秋闈開考,貢院考場外可謂是人山人海。這裏聚集了杭州府三個縣的不少秀才,以及部分秀才的家眷。

他們有的胸有成竹,站在貢院門口指點江山。有的憂心忡忡,滿臉緊張。

站在這裏你會看到,那些指點江山信心滿滿的一個個都是錦衣袍帶。而那些憂心忡忡生怕不第的則是寒門秀才。

富家公子從小讀最好的書,請最好的夫子,用最好的筆墨,他們生來就比窮人家的孩子跑的遠。

而寒門學子,鑿壁偷光懸梁刺股,十年寒窗隻為今朝。

富家子弟考不中還可以回家繼承家業,而寒門學子考不中,嗬!

就在人群中最顯眼的地方,李金榜一身白衣如雪,手持折扇。楊蓮兒挽住他的臂彎,小兩口低聲笑語。

張小乙一身道袍,十分突兀的闖進人群。

“金榜!”

離得老遠,張小乙便給李金榜揮手,這裏麵他也就認識李金榜了。

“誒,那是小乙。”李金榜指著張小乙的身影對身邊的楊蓮兒說道。

“嘿,這裏!”李金榜對張小乙招手。

等張小乙好不容易擠進人群,李金榜驚喜道:“你怎麽來了?”

張小乙拍了他一下,笑道:“這麽重要的事兒我必須過來給你搖旗助威啊。”

“好兄弟!”兩個人撞了一下拳頭。

“嫂子,幾天不見又白了啊。”張小乙開玩笑道。

楊蓮兒被誇的很高興,扭動著身姿笑道:“哪有,不還是那樣。”

“對了,老爺子老太太怎麽沒來呢?”張小乙左右張望,科舉這麽重要的時刻,父母沒來有點奇怪啊。

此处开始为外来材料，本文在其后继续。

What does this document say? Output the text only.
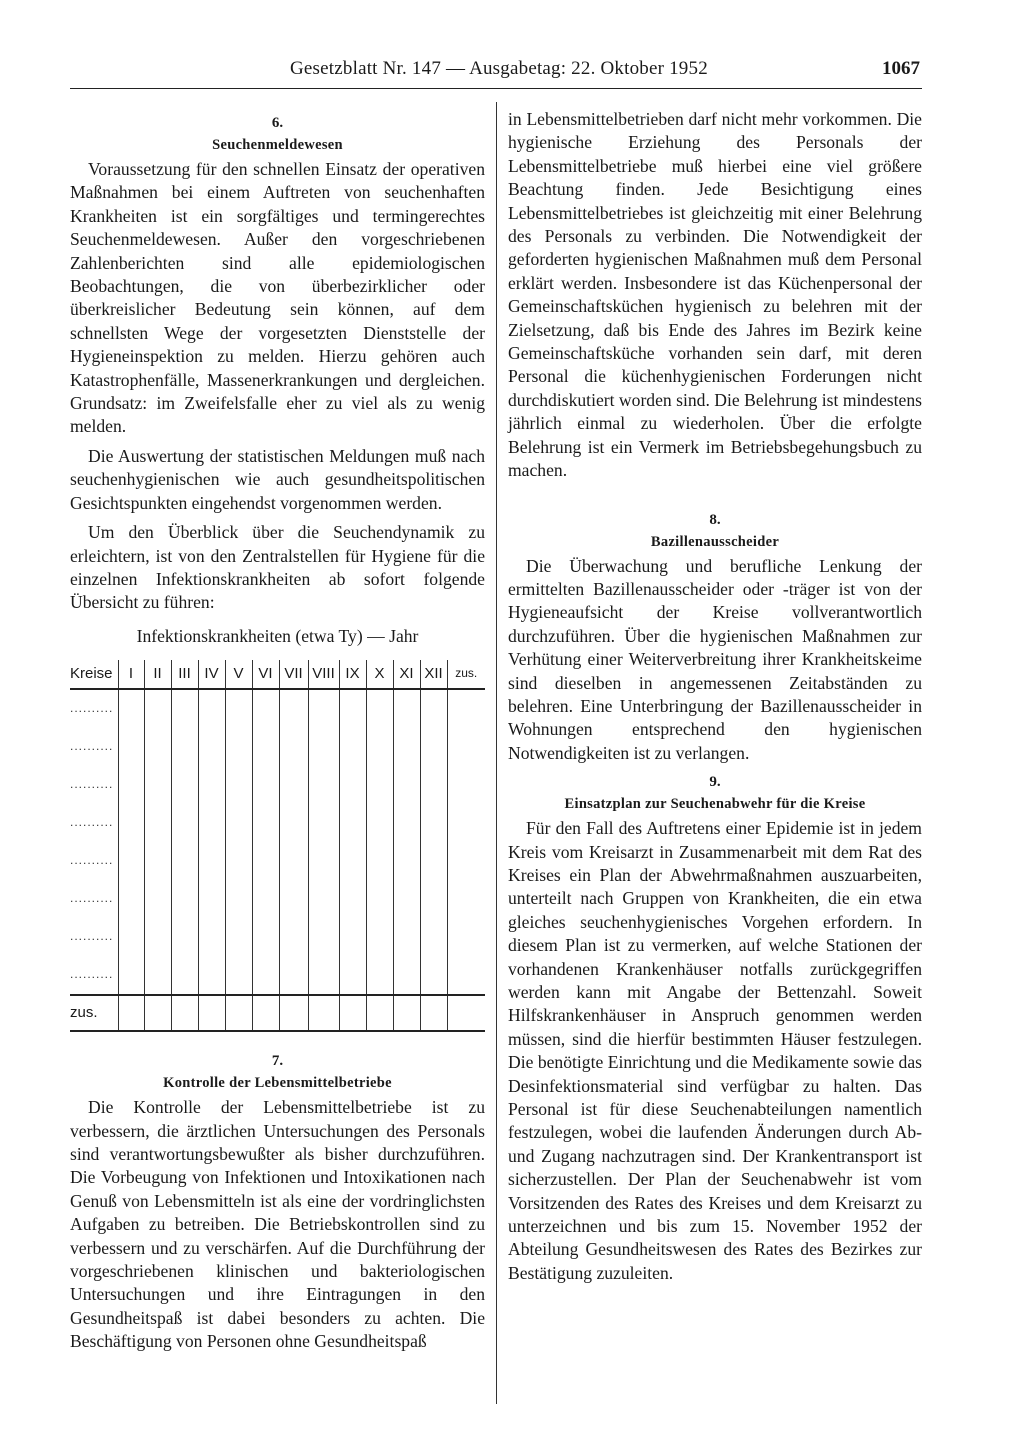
Gesetzblatt Nr. 147 — Ausgabetag: 22. Oktober 1952	1067
6.
Seuchenmeldewesen

Voraussetzung für den schnellen Einsatz der operativen Maßnahmen bei einem Auftreten von seuchenhaften Krankheiten ist ein sorgfältiges und termingerechtes Seuchenmeldewesen. Außer den vorgeschriebenen Zahlenberichten sind alle epidemiologischen Beobachtungen, die von überbezirklicher oder überkreislicher Bedeutung sein können, auf dem schnellsten Wege der vorgesetzten Dienststelle der Hygieneinspektion zu melden. Hierzu gehören auch Katastrophenfälle, Massenerkrankungen und dergleichen. Grundsatz: im Zweifelsfalle eher zu viel als zu wenig melden.

Die Auswertung der statistischen Meldungen muß nach seuchenhygienischen wie auch gesundheitspolitischen Gesichtspunkten eingehendst vorgenommen werden.

Um den Überblick über die Seuchendynamik zu erleichtern, ist von den Zentralstellen für Hygiene für die einzelnen Infektionskrankheiten ab sofort folgende Übersicht zu führen:

Infektionskrankheiten (etwa Ty) — Jahr
Kreise	I	II	III	IV	V	VI	VII	VIII	IX	X	XI	XII	zus.
..........													
..........													
..........													
..........													
..........													
..........													
..........													
..........													
zus.													
7.
Kontrolle der Lebensmittelbetriebe

Die Kontrolle der Lebensmittelbetriebe ist zu verbessern, die ärztlichen Untersuchungen des Personals sind verantwortungsbewußter als bisher durchzuführen. Die Vorbeugung von Infektionen und Intoxikationen nach Genuß von Lebensmitteln ist als eine der vordringlichsten Aufgaben zu betreiben. Die Betriebskontrollen sind zu verbessern und zu verschärfen. Auf die Durchführung der vorgeschriebenen klinischen und bakteriologischen Untersuchungen und ihre Eintragungen in den Gesundheitspaß ist dabei besonders zu achten. Die Beschäftigung von Personen ohne Gesundheitspaß

in Lebensmittelbetrieben darf nicht mehr vorkommen. Die hygienische Erziehung des Personals der Lebensmittelbetriebe muß hierbei eine viel größere Beachtung finden. Jede Besichtigung eines Lebensmittelbetriebes ist gleichzeitig mit einer Belehrung des Personals zu verbinden. Die Notwendigkeit der geforderten hygienischen Maßnahmen muß dem Personal erklärt werden. Insbesondere ist das Küchenpersonal der Gemeinschaftsküchen hygienisch zu belehren mit der Zielsetzung, daß bis Ende des Jahres im Bezirk keine Gemeinschaftsküche vorhanden sein darf, mit deren Personal die küchenhygienischen Forderungen nicht durchdiskutiert worden sind. Die Belehrung ist mindestens jährlich einmal zu wiederholen. Über die erfolgte Belehrung ist ein Vermerk im Betriebsbegehungsbuch zu machen.

8.
Bazillenausscheider

Die Überwachung und berufliche Lenkung der ermittelten Bazillenausscheider oder -träger ist von der Hygieneaufsicht der Kreise vollverantwortlich durchzuführen. Über die hygienischen Maßnahmen zur Verhütung einer Weiterverbreitung ihrer Krankheitskeime sind dieselben in angemessenen Zeitabständen zu belehren. Eine Unterbringung der Bazillenausscheider in Wohnungen entsprechend den hygienischen Notwendigkeiten ist zu verlangen.

9.
Einsatzplan zur Seuchenabwehr für die Kreise

Für den Fall des Auftretens einer Epidemie ist in jedem Kreis vom Kreisarzt in Zusammenarbeit mit dem Rat des Kreises ein Plan der Abwehrmaßnahmen auszuarbeiten, unterteilt nach Gruppen von Krankheiten, die ein etwa gleiches seuchenhygienisches Vorgehen erfordern. In diesem Plan ist zu vermerken, auf welche Stationen der vorhandenen Krankenhäuser notfalls zurückgegriffen werden kann mit Angabe der Bettenzahl. Soweit Hilfskrankenhäuser in Anspruch genommen werden müssen, sind die hierfür bestimmten Häuser festzulegen. Die benötigte Einrichtung und die Medikamente sowie das Desinfektionsmaterial sind verfügbar zu halten. Das Personal ist für diese Seuchenabteilungen namentlich festzulegen, wobei die laufenden Änderungen durch Ab- und Zugang nachzutragen sind. Der Krankentransport ist sicherzustellen. Der Plan der Seuchenabwehr ist vom Vorsitzenden des Rates des Kreises und dem Kreisarzt zu unterzeichnen und bis zum 15. November 1952 der Abteilung Gesundheitswesen des Rates des Bezirkes zur Bestätigung zuzuleiten.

李金榜歎了口氣:“唉,我娘早上給算過了,說我們得巳時二刻出發,說巳時二刻從家走準能中。

我沒聽她的,醜時四刻就從家過來等著了,要是聽我娘的該晚了個屁的了。”

“啊?”張小乙很詫異,老太太現在都這麽嚴重了嗎?

之前李金榜說他娘看易經已經看魔怔了,這哪是簡單的魔怔啊,這是已經走火入魔了呀!

楊蓮兒也很無奈,接著李金榜的話繼續說道:“我和金榜怕誤了,所以從後門悄悄溜出來了,公公也想過來,可惜婆婆看得緊,沒辦法。”

楊蓮兒聳了聳肩,看來她也被老太太荼毒至深。

“沒事兒,等一會兒老太太來了我勸勸她,老這樣哪行去,封建迷信要不得。”

李金榜和楊蓮兒用鄙視的眼神看著張小乙的這身道袍,你確定是迷信?

幾個人又聊了一會兒,貢院門口的鑼聲響起,李金榜和楊蓮兒道別。從下人手裏接過食盒,隨著大部隊進入考場。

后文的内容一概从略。